La Suisse craint davantage d’autres concurrents que le Danemark
Organisations internationales
Les Emirats arabes unis et l’Inde lorgnent le siège de l’Union internationale des télécommunications, qui doit rénover ses bâtiments
La Suisse craint plutôt d’autres concurrents
Les délocalisations se multiplient au sein de la Genève internationale. Près de six mois après l’abandon du taux plancher avec l’euro par la Banque nationale suisse et le renchérissement du franc, les organisations internationales au bout du lac ont fait leurs comptes. Et ils ne sont pas favorables à la Suisse. Surtout pour les agences qui ont leurs revenus en euros ou en dollars mais doivent payer les salaires en francs suisses.

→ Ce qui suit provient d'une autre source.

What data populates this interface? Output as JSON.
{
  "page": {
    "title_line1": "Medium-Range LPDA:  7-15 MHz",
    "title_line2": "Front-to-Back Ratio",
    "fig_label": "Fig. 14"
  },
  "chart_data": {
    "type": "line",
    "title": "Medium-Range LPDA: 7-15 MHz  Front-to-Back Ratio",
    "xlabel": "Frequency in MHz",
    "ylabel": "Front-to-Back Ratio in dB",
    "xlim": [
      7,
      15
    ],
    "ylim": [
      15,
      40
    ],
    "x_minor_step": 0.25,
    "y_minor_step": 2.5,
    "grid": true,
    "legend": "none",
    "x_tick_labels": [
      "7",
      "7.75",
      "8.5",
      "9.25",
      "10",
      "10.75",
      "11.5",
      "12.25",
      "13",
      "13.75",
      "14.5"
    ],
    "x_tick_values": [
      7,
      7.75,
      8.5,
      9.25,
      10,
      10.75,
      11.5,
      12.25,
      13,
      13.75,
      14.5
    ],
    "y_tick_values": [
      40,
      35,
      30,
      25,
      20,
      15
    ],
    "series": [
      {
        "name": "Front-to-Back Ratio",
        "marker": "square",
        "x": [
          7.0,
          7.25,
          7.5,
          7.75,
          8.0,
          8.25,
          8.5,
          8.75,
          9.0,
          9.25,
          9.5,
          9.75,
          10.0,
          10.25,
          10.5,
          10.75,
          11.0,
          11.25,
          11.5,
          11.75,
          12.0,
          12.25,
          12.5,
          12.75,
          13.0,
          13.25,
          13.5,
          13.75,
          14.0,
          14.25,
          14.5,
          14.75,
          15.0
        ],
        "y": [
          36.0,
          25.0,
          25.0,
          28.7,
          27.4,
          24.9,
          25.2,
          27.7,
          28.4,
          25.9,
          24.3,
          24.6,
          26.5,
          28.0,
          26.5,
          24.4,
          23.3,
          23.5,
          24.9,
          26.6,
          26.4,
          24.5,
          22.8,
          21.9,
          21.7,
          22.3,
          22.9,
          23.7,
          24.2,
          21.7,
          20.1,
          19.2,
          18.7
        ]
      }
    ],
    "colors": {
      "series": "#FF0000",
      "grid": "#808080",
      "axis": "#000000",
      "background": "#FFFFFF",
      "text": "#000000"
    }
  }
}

C’est le cas de l’Union internationale des télécommunications (UIT), 850 employés à Genève. Le directeur général, le Chinois Houlin Zhao, a appelé mardi les Etats membres qui paient leur contribution en euros à l’augmenter pour compenser l’appréciation du franc. Si elle n’est pas entendue, l’UIT n’envisage pas de délocalisation mais plutôt de réduire certaines activités. En revanche, les Etats membres ont demandé à ce que soient examinées d’autres options que la rénovation du siège de l’organisation, en particulier du bâtiment à la rue de Varembé. Cette proposition, portée par les Emirats arabes unis et l’Inde, n’est pas désintéressée, puisque les deux pays aimeraient faire déménager l’UIT chez eux.
Soutien renforcé à Genève
La tentative émiratie inquiète davantage la Suisse que les délocalisations de certains services, jugées périphériques et ne touchant pas le cœur de la Genève internationale. Ces prochaines années, d’autres bâtiments devront être rénovés. Le parlement a accepté mi-juin de renforcer le soutien à la Genève internationale, en débloquant 117,2 millions de francs pour les années 2016 à 2019. Il s’agit d’améliorer la sécurité des organisations internationales ou de favoriser l’installation de missions des petits pays pas encore représentés à Genève. L’aide aux rénovations sera surtout assurée sous la forme de prêts sans intérêt.
Face à ses concurrents, malgré sa cherté, Genève garde une bonne longueur d’avance. Aucune autre ville n’accueille en effet autant d’organisations internationales, d’ONG et de missions diplomatiques. Elles emploient plus de 28 000 personnes dans le canton.
La rémunération des fonctionnaires de l’ONU et de ses agences est indexée au coût de la vie local. «Un poste administratif à Copenhague coûte environ 40% moins cher qu’à Genève et une position de cadre 25% de moins», détaille Guy Avognon, représentant du personnel du Haut-Commissariat pour les réfugiés (HCR). C’est la raison pour laquelle le syndicat interne ne s’oppose pas au principe des délocalisations. «Le coût est un argument massue. Nous regrettons simplement que le HCR n’ait pas pris la peine de s’asseoir avec les Suisses pour trouver d’autres solutions. Car avoir un siège éparpillé en plusieurs lieux n’est pas un gage d’efficacité.»
«Des calculs biaisés»
«La comparaison des coûts entre les différentes villes hôtes est difficile. Les calculs sont parfois biaisés et nous demandons aux organisations de nous montrer leurs chiffres et leur méthode de comparaison», réagit Alexandre Fasel, l’ambassadeur suisse auprès des Nations unies à Genève, en première ligne de la défense de la Genève internationale. L’automne dernier, la Suisse avait réussi à convaincre l’Unicef de ne pas transférer 100 emplois supplémentaires à Copenhague. L’Etat hôte ne s’était pas aligné sur l’offre danoise, mais avait accepté que le bail de l’Unicef soit renégocié à la baisse. «Nous serons toujours prêts à faire des efforts si une organisation internationale veut rester à Genève et a des difficultés. Mais il n’est pas question de les acheter», tranche Alexandre Fasel.